Rarely seen without his trademark large cigar, Savile had initially worked in a coal mine as a teenager before embracing music and built a national profile as a disc jockey — first in Britain’s dance halls and later on radio, including the renowned Radio Luxembourg.
West Yorkshire Police confirmed that officers had been called Saturday to Savile’s home in the city of Leeds, northern England, and said that there were no suspicious circumstances surrounding his death.
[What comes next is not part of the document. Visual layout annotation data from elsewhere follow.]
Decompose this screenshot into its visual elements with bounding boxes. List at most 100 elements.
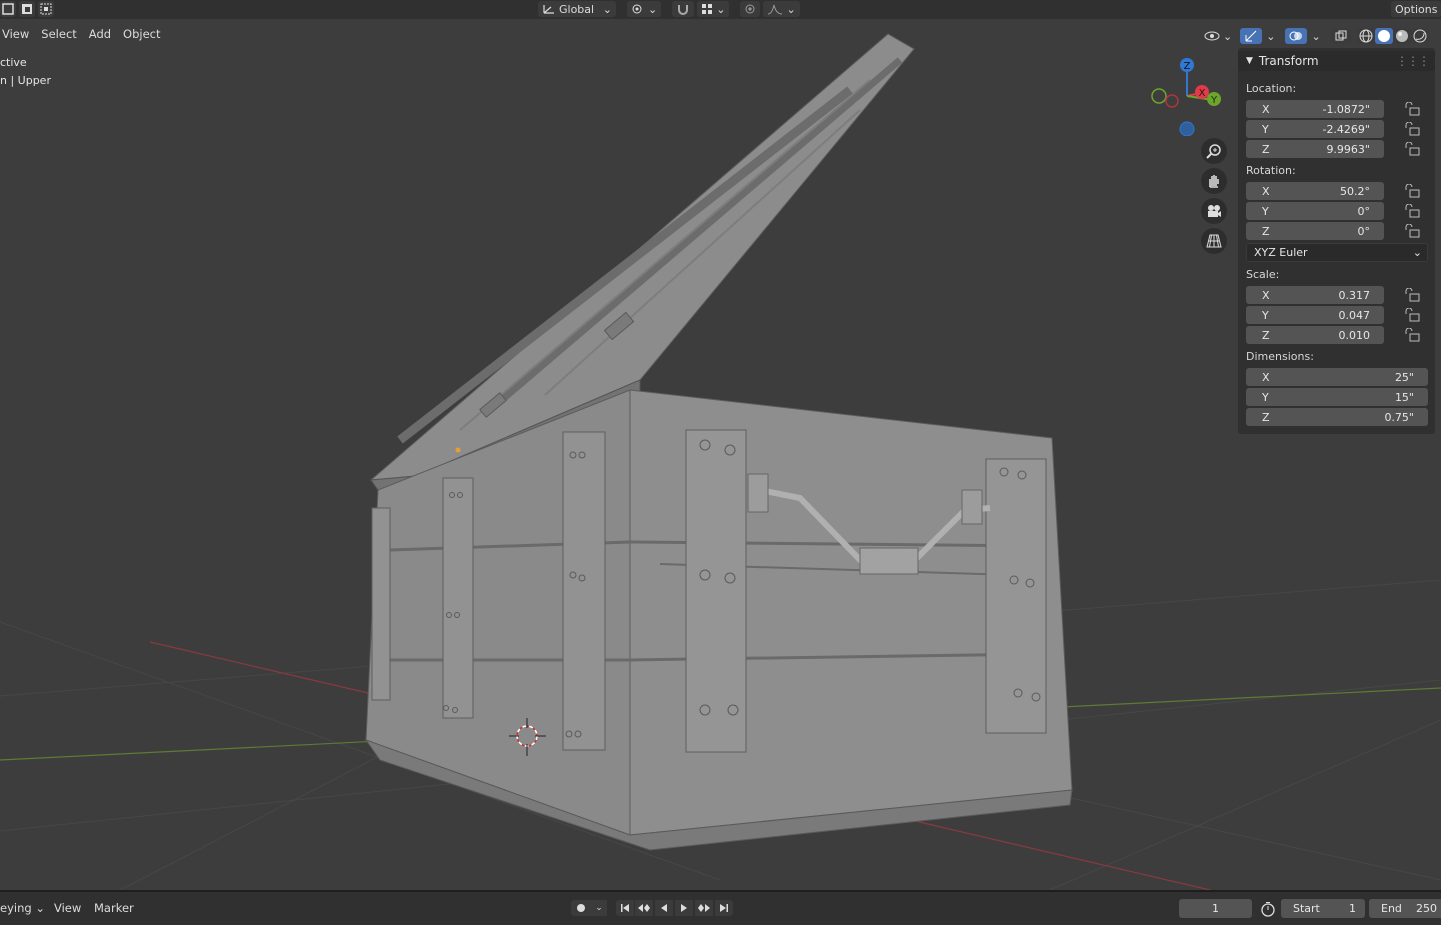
lock-location-y-icon[interactable] — [1404, 122, 1420, 136]
transform-panel-header[interactable]: ▼ Transform ⋮⋮⋮ — [1238, 51, 1435, 71]
select-mode-new-icon[interactable] — [0, 1, 16, 17]
pivot-point-dropdown[interactable]: ⌄ — [627, 1, 662, 17]
select-mode-group — [0, 1, 54, 17]
prev-keyframe-icon — [638, 904, 650, 912]
shading-solid-button[interactable] — [1374, 28, 1393, 44]
gizmo-dropdown[interactable]: ⌄ — [1262, 28, 1279, 44]
next-keyframe-icon — [698, 904, 710, 912]
snap-toggle[interactable] — [672, 1, 695, 17]
jump-end-button[interactable] — [715, 900, 733, 916]
stopwatch-icon[interactable] — [1260, 901, 1276, 920]
auto-keying-toggle[interactable] — [571, 900, 591, 916]
select-mode-extend-icon[interactable] — [19, 1, 35, 17]
prev-keyframe-button[interactable] — [635, 900, 653, 916]
field-value: 0.010 — [1338, 328, 1371, 342]
rotation-x-field[interactable]: X 50.2° — [1246, 182, 1384, 200]
chevron-down-icon: ⌄ — [1223, 29, 1233, 43]
axis-label: Y — [1262, 122, 1269, 136]
lock-scale-y-icon[interactable] — [1404, 308, 1420, 322]
lock-rotation-z-icon[interactable] — [1404, 224, 1420, 238]
menu-select[interactable]: Select — [35, 24, 82, 45]
gizmo-toggle[interactable] — [1240, 28, 1263, 44]
rotation-z-field[interactable]: Z 0° — [1246, 222, 1384, 240]
keying-dropdown[interactable]: eying ⌄ — [0, 901, 45, 915]
drag-handle-icon[interactable]: ⋮⋮⋮ — [1396, 54, 1430, 68]
scale-z-field[interactable]: Z 0.010 — [1246, 326, 1384, 344]
scale-label: Scale: — [1246, 268, 1280, 281]
camera-view-button[interactable] — [1201, 198, 1227, 224]
play-button[interactable] — [675, 900, 693, 916]
dimensions-x-field[interactable]: X 25" — [1246, 368, 1428, 386]
chevron-down-icon: ⌄ — [602, 2, 612, 16]
rotation-mode-dropdown[interactable]: XYZ Euler ⌄ — [1246, 243, 1428, 262]
overlays-toggle[interactable] — [1285, 28, 1308, 44]
proportional-edit-toggle[interactable] — [740, 1, 761, 17]
timeline-header: eying ⌄ View Marker ⌄ 1 Start 1 End 250 — [0, 890, 1441, 925]
start-frame-field[interactable]: Start 1 — [1281, 899, 1365, 918]
scale-y-field[interactable]: Y 0.047 — [1246, 306, 1384, 324]
shading-wireframe-button[interactable] — [1356, 28, 1375, 44]
start-value: 1 — [1349, 902, 1356, 915]
falloff-dropdown[interactable]: ⌄ — [763, 1, 800, 17]
navigation-gizmo[interactable]: Z X Y — [1146, 56, 1226, 137]
scale-x-field[interactable]: X 0.317 — [1246, 286, 1384, 304]
location-x-field[interactable]: X -1.0872" — [1246, 100, 1384, 118]
pan-button[interactable] — [1201, 168, 1227, 194]
dimensions-label: Dimensions: — [1246, 350, 1314, 363]
transform-orientation-group: Global ⌄ ⌄ ⌄ ⌄ — [538, 1, 800, 17]
timeline-view-menu[interactable]: View — [54, 901, 81, 915]
z-axis-label: Z — [1184, 61, 1191, 72]
lock-rotation-x-icon[interactable] — [1404, 184, 1420, 198]
location-z-field[interactable]: Z 9.9963" — [1246, 140, 1384, 158]
location-y-field[interactable]: Y -2.4269" — [1246, 120, 1384, 138]
transform-orientation-dropdown[interactable]: Global ⌄ — [538, 1, 616, 17]
field-value: 25" — [1394, 370, 1414, 384]
field-value: 0° — [1357, 204, 1371, 218]
menu-object[interactable]: Object — [117, 24, 166, 45]
jump-start-button[interactable] — [616, 900, 634, 916]
chevron-down-icon: ⌄ — [648, 2, 658, 16]
lock-location-z-icon[interactable] — [1404, 142, 1420, 156]
negative-x-handle[interactable] — [1165, 94, 1179, 108]
axis-label: Z — [1262, 224, 1270, 238]
next-keyframe-button[interactable] — [695, 900, 713, 916]
dimensions-y-field[interactable]: Y 15" — [1246, 388, 1428, 406]
lock-location-x-icon[interactable] — [1404, 102, 1420, 116]
rotation-y-field[interactable]: Y 0° — [1246, 202, 1384, 220]
top-header-bar: Global ⌄ ⌄ ⌄ ⌄ Options — [0, 0, 1441, 19]
xray-toggle[interactable] — [1330, 28, 1351, 44]
axis-label: X — [1262, 288, 1270, 302]
rotation-mode-value: XYZ Euler — [1254, 246, 1308, 259]
shading-material-button[interactable] — [1392, 28, 1411, 44]
shading-rendered-button[interactable] — [1410, 28, 1429, 44]
perspective-toggle-button[interactable] — [1201, 228, 1227, 254]
select-mode-subtract-icon[interactable] — [38, 1, 54, 17]
chest-body-mesh — [364, 389, 1073, 851]
end-frame-field[interactable]: End 250 — [1369, 899, 1441, 918]
overlays-dropdown[interactable]: ⌄ — [1307, 28, 1324, 44]
visibility-dropdown[interactable]: ⌄ — [1200, 28, 1236, 44]
snap-target-dropdown[interactable]: ⌄ — [697, 1, 730, 17]
timeline-marker-menu[interactable]: Marker — [94, 901, 134, 915]
current-frame-field[interactable]: 1 — [1179, 899, 1252, 918]
lock-scale-z-icon[interactable] — [1404, 328, 1420, 342]
dimensions-z-field[interactable]: Z 0.75" — [1246, 408, 1428, 426]
lock-rotation-y-icon[interactable] — [1404, 204, 1420, 218]
menu-view[interactable]: View — [0, 24, 35, 45]
xray-icon — [1335, 30, 1347, 41]
options-dropdown[interactable]: Options — [1391, 1, 1441, 17]
negative-z-handle[interactable] — [1179, 121, 1195, 137]
negative-y-handle[interactable] — [1151, 88, 1167, 104]
zoom-button[interactable] — [1201, 138, 1227, 164]
play-reverse-button[interactable] — [655, 900, 673, 916]
menu-add[interactable]: Add — [83, 24, 117, 45]
zoom-magnifier-icon — [1206, 144, 1221, 159]
axis-label: Y — [1262, 308, 1269, 322]
chevron-down-icon: ⌄ — [1311, 29, 1321, 43]
keying-set-dropdown[interactable]: ⌄ — [591, 900, 607, 916]
field-value: 9.9963" — [1326, 142, 1370, 156]
orientation-axes-icon — [543, 5, 554, 14]
axis-label: X — [1262, 184, 1270, 198]
lock-scale-x-icon[interactable] — [1404, 288, 1420, 302]
rendered-sphere-icon — [1413, 29, 1427, 43]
The cause of Savile’s death is not yet known.
Savile claimed have been the first DJ in the world to use two turntables — enabling continuous music to be played — inventing the techniques later embraced by modern dance music, and to have pioneered the use of record, rather than live bands, at nightclubs.
“History has it that I was the very, very first in the whole world” to organize a disco event, he told the BBC in May.
Bestowed with a knighthood for his charity fundraising, Savile was best known as the host of the BBC’s “Top Of The Pops” weekly television pop music show, launching the program in 1964 and returning to present its final edition in 2006.
For almost 20 years from 1975, Savile also hosted the hugely popular series “Jim’ll Fix It,” in which the broadcaster responded to children’s letters by arranging for their wishes to be realized.
Savile championed a host of good causes — frequently running marathons to raise money — and led work to collect 20 million pounds ($32 million) for the creation of a national spinal injuries center at Stoke Mandeville Hospital in southern England.
“He was a very energetic character,” friend and fellow radio presenter David Hamilton told Britain’s Sky News television. “But most of all, I remember him as just a totally flamboyant, over the top, larger than life character and as he was on the air, he was just the same off.”
Savile never married and lived alone in his native Leeds, in northern England, reserving part of his home as shrine to his later mother.
His guarded, and sometime curious, private life was the subject of a much watched television documentary in 2000 by film maker Louis Theroux, son of author Paul Theroux.